Mercusuar Dari Langkat

 


Pada negeri di mana Kedatukan Tanjung berada, suasana haru, tak pelak jua menyelinap di hati. Betapa tidak, masyarakat dan para tokoh Melayu dari kawasan-kawasan tempat di mana kesultanan, kerajaan, kejuruan dan kedatukan Melayu berada, akrab berkumpul. Segenap itu, saling bertemu, bertutur sapa, menyambung silaturrahim. Tiada tujuan apapun, kecuali suatu hal: mewujudkan persaudaraan kian erat.

Itu terjadi 15 Juni 2025, di antara sesekali sepoi angin sekitaran Selat Malaka nan permai berhembus, dan suhu hangat yang merayap di jangat, khas temperatur udara pesisir Pantai Timur Sumatera. 

Di tengah kebersahajaan acara, suatu hal yang kemudian membuatnya istimewa. Beragam pokok-pokok pikiran dan gagasan yang dituangkan sosok-sosok luar biasa yang berkesempatan memberikan kata sambutan. Secara umum, semuanya bermuara pada suatu hasrat: bahwa Melayu harus tetap menggenggam harkat dan martabat. Bermarwah dan tinggi peradaban. Juga untuk bersama meningkatkan kesejahteraan hidup saat ini, maupun masa hadapan.

Namun dari semua yang tersampaikan, sesuatu kemudian memantik perhatian. Sultan Langkat Tuanku Azwar Abdul Jalil Rahmadshah memberikan amaran: bahwa segenap Melayu mestilah berpegangan teguh pada adat dan resam sekalian. Kedua unsur penting itu, haruslah dijadikan bak mercusuar bagi Melayu dalam menjalani, menata, dan membangun kehidupan dan penghidupan. 

Senyatanya, titah semacam itu, tentulah mengandung pesan filosofis yang dalam. Mercusuar hakekatnya, menjadi patokan sekaligus penentu arah, sehingga bahtera kehidupan dan arah berada pada jalur yang semestinya. Sehingga tidak terbentur karang-karang dinamika pergeseran zaman, yang membuat jati diri tenggelam di lautan peradaban. Tak bangkit lagi.

Boleh jadi, satu-dua individu baik awam dan cendikia, punya sudut pandang beragam mengenai itu. Namun, biar bagaimanapun jua, ada kesan kekhawatiran yang jelas dari sultan, yang disampaikan Putra Mahkota Langkat, Tengku Ariefanda Aziz, mengenai menguatnya ancaman krisis jati diri di kalangan Melayu. 

Ya, jikalau demikian halnya, maka, apa yang diutarakan Sultan Langkat sangat penting untuk jadi catatan dan pemikiran bagi semua pihak.

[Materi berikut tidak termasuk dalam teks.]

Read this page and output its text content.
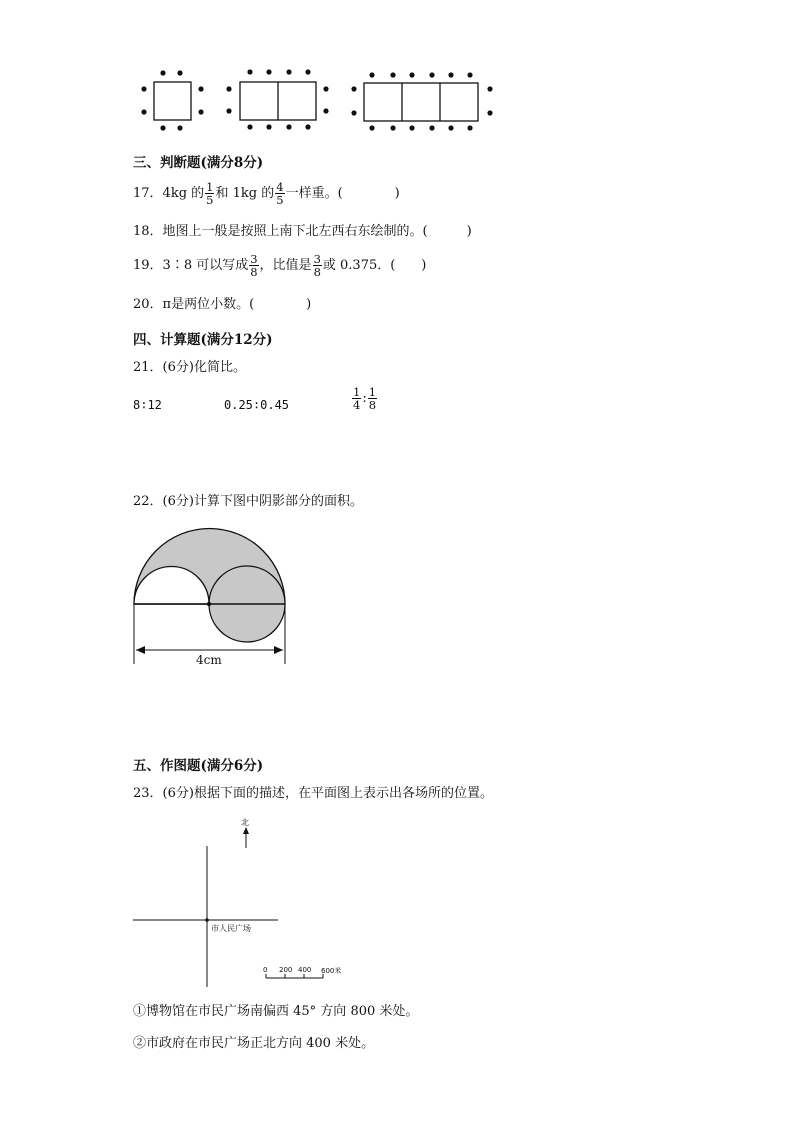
三、判断题(满分8分)
17．4kg 的 $\frac{1}{5}$ 和 1kg 的 $\frac{4}{5}$ 一样重。(　　　　)
18．地图上一般是按照上南下北左西右东绘制的。(　　　)
19．3∶8 可以写成 $\frac{3}{8}$ ，比值是 $\frac{3}{8}$ 或 0.375．(　　)
20．π是两位小数。(　　　　)
四、计算题(满分12分)
21．(6分)化简比。
8∶12	0.25∶0.45	$\frac{1}{4}$ : $\frac{1}{8}$
22．(6分)计算下图中阴影部分的面积。
4cm
五、作图题(满分6分)
23．(6分)根据下面的描述，在平面图上表示出各场所的位置。
北
市人民广场
0 200 400 600米
①博物馆在市民广场南偏西 45° 方向 800 米处。
②市政府在市民广场正北方向 400 米处。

Terlebih bagi elemen-elemen yang peduli, juga yang saat ini memegang jabatan strategis yang dapat mengatasi kesan kekhawatiran dari Tuanku Sultan Azwar itu. Karena, manakala menjadi abai, maka lekas atau perlahan, Melayu agaknya hanya akan jadi tinggal nama. apalah artinya generasi tanpa adat dan budaya yang tidak dipraktikkan keseharian dalam kancah pergaulan hidup.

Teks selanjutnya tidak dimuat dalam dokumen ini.